Today’s article is triggered by what we saw happen at the Valspar tour event this past Sunday. While Taylor Moore certainly had some big moments in a great final round, both Jordan Spieth and Adam Schenk threw away their chances to win with big misses down the stretch, both of them with driver. Spieth’s wayward drive into the water on the 16th and Schenk’s big miss left on the 18th spelled doom for both of them.

It amazes me how the best players on the planet routinely hit the most God-awful shots with such regularity, given the amazing talents they all have. But those guys are not what I’m talking about this week. In keeping with the path of the past few posts, I’m encouraging each and every one of you to think about your most recent rounds (if you are playing already this year), or recall the rounds you finished the season with last year. What you are looking for are you own “big misses” that kept you from scoring better.

Was it a few wayward drives that put you in trouble or even out of bounds? Or maybe loose approach shots that made birdie impossible and par super challenging? Might your issue have been some missed short putts or bad long putts that led to a three-putt? Most likely for any of you, you can recall a number of times where you just did not give yourself a good chance to save par or bogey from what was a not-too-difficult greenside recovery.

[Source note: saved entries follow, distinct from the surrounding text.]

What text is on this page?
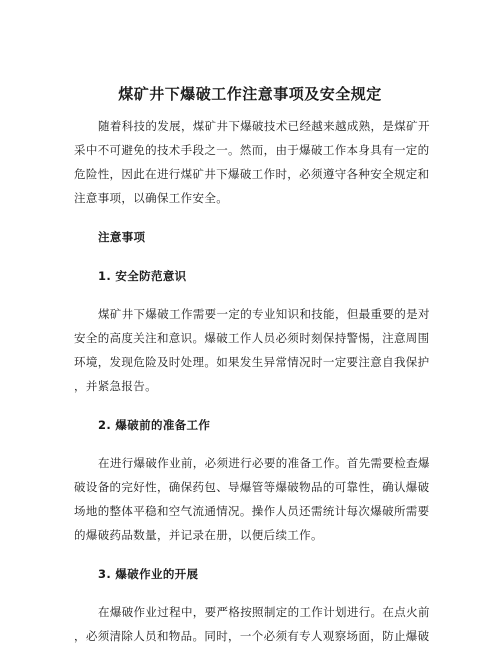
煤矿井下爆破工作注意事项及安全规定
随着科技的发展，煤矿井下爆破技术已经越来越成熟，是煤矿开
采中不可避免的技术手段之一。然而，由于爆破工作本身具有一定的
危险性，因此在进行煤矿井下爆破工作时，必须遵守各种安全规定和
注意事项，以确保工作安全。
注意事项
1. 安全防范意识
煤矿井下爆破工作需要一定的专业知识和技能，但最重要的是对
安全的高度关注和意识。爆破工作人员必须时刻保持警惕，注意周围
环境，发现危险及时处理。如果发生异常情况时一定要注意自我保护
，并紧急报告。
2. 爆破前的准备工作
在进行爆破作业前，必须进行必要的准备工作。首先需要检查爆
破设备的完好性，确保药包、导爆管等爆破物品的可靠性，确认爆破
场地的整体平稳和空气流通情况。操作人员还需统计每次爆破所需要
的爆破药品数量，并记录在册，以便后续工作。
3. 爆破作业的开展
在爆破作业过程中，要严格按照制定的工作计划进行。在点火前
，必须清除人员和物品。同时，一个必须有专人观察场面，防止爆破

The point is, in order to get consistently better, you need to make an honest assessment of where you are losing strokes and then commit to improving that part of your game. If it isn’t your driving that causes problems, contain that part of practice or pre-round warm-ups to just a half dozen swings or so, for the fun of “the big stick”. If your challenges seem to be centered around greenside recoveries, spend a lot more time practicing both your technique and imagination – seeing the shot in your mind and then trying to execute the exact distance and trajectory of the shot required. Time on the putting green will almost always pay off on the course.

But, if you are genuinely interested in improving your overall ball-striking consistency, you would be well-served to examine your fundamentals, starting with the grip and posture/setup. It is near impossible to build a repeating golf swing if those two fundamentals are not just right. And if those two things are fundamentally sound, the creation of a repeating golf swing is much easier.